The problem is that Trump had not won at the time of the press conference, and as I write this piece, he still hasn’t. 

The president boasted to his supporters about how well they were doing in states like Arizona and Wisconsin, which both had only a small fraction of expected votes tallied at the time.

Going into Wednesday afternoon, Former Vice President Joe Biden is leading in both states. 

The president’s statement was irresponsible and misleading. This, coupled with his tweet earlier in the night claiming that Democrats were attempting to steal the election by casting ballots after polls closed, has created a false narrative in a time of already heightened tension. 

I have had a number of friends text me to ask what is going on. Last night looked phenomenal for the Trump campaign, and that is partially why he felt he was able to claim victory.
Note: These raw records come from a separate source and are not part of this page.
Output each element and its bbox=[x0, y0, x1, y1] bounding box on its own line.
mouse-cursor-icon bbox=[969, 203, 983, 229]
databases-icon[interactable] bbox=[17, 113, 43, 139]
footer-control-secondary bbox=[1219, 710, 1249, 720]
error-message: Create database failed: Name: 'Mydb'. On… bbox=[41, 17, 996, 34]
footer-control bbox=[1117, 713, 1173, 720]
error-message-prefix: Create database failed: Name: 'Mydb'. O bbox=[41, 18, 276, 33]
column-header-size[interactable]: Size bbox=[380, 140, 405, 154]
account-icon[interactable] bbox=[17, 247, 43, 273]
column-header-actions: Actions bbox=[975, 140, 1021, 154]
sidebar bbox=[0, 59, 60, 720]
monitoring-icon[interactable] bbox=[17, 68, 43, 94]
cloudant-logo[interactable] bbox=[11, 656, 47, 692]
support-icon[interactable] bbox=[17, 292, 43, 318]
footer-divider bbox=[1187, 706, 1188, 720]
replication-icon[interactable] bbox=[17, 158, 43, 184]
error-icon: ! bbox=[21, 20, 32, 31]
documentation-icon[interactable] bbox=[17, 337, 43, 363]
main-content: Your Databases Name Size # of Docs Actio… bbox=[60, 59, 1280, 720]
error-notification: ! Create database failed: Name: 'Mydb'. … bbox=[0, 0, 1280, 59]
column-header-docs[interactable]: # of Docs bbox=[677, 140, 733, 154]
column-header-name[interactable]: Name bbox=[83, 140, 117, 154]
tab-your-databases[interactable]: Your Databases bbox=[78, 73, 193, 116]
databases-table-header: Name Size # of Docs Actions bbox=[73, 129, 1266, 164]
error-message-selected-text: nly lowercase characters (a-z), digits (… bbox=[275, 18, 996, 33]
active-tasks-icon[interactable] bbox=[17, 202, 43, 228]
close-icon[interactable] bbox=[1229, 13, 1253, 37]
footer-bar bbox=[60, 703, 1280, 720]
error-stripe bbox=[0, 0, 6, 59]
States that typically vote blue were red with initial tallies, but the early votes had not be counted yet. 

These absentee and early voting ballots were not cast after polls closed as the president suggested on Twitter.

They were legally cast according to individual state laws and had yet to be counted. This is not uncommon at all. The complete tally usually takes several days, or, in some elections, weeks.

What is shown on CNN or Fox on Election Night every four years is just a projection of what is likely to happen. These predictions are made by political analysts on the basis of the state’s voting history, the total amount of votes reported, and which candidate is ahead at the time.

The electoral college does not even vote until the first Monday after the second Wednesday in December. 

Absentee ballots are not a new thing either. The staggering number of early votes can be explained by the COVID-19 pandemic, but states have been counting absentee votes for centuries, dating back to the Civil War. 

What is worrisome for the Trump campaign and Republicans is that the votes left to be counted in battleground states of Wisconsin, Arizona, Georgia, North Carolina, Nevada, and Pennsylvania are mail-in ballots.

Historically, early and absentee voting favors the Democratic party, meaning, those states could likely be won by Biden late in the race. We are already seeing that with this afternoon’s updated tallies.

Biden has pulled ahead in four of the six swing states and has tightened the races in Georgia and North Carolina. 

Nearly 100 million Americans voted early in this election, all of which deserve to be counted.

The winner is not determined by who is ahead halfway through the race; the winner is the one who crosses the finish line first. We do not decide our Commander in Cheif by cherry-picking which votes matter and which ones should be thrown out.

Trump cannot freeze the results in the states he leads in while filing lawsuits to recount votes where he is behind.  

Whenever we find out the final results, the winner will be who the American people chose. This is an incredibly close election, but it is not over until every single vote is counted.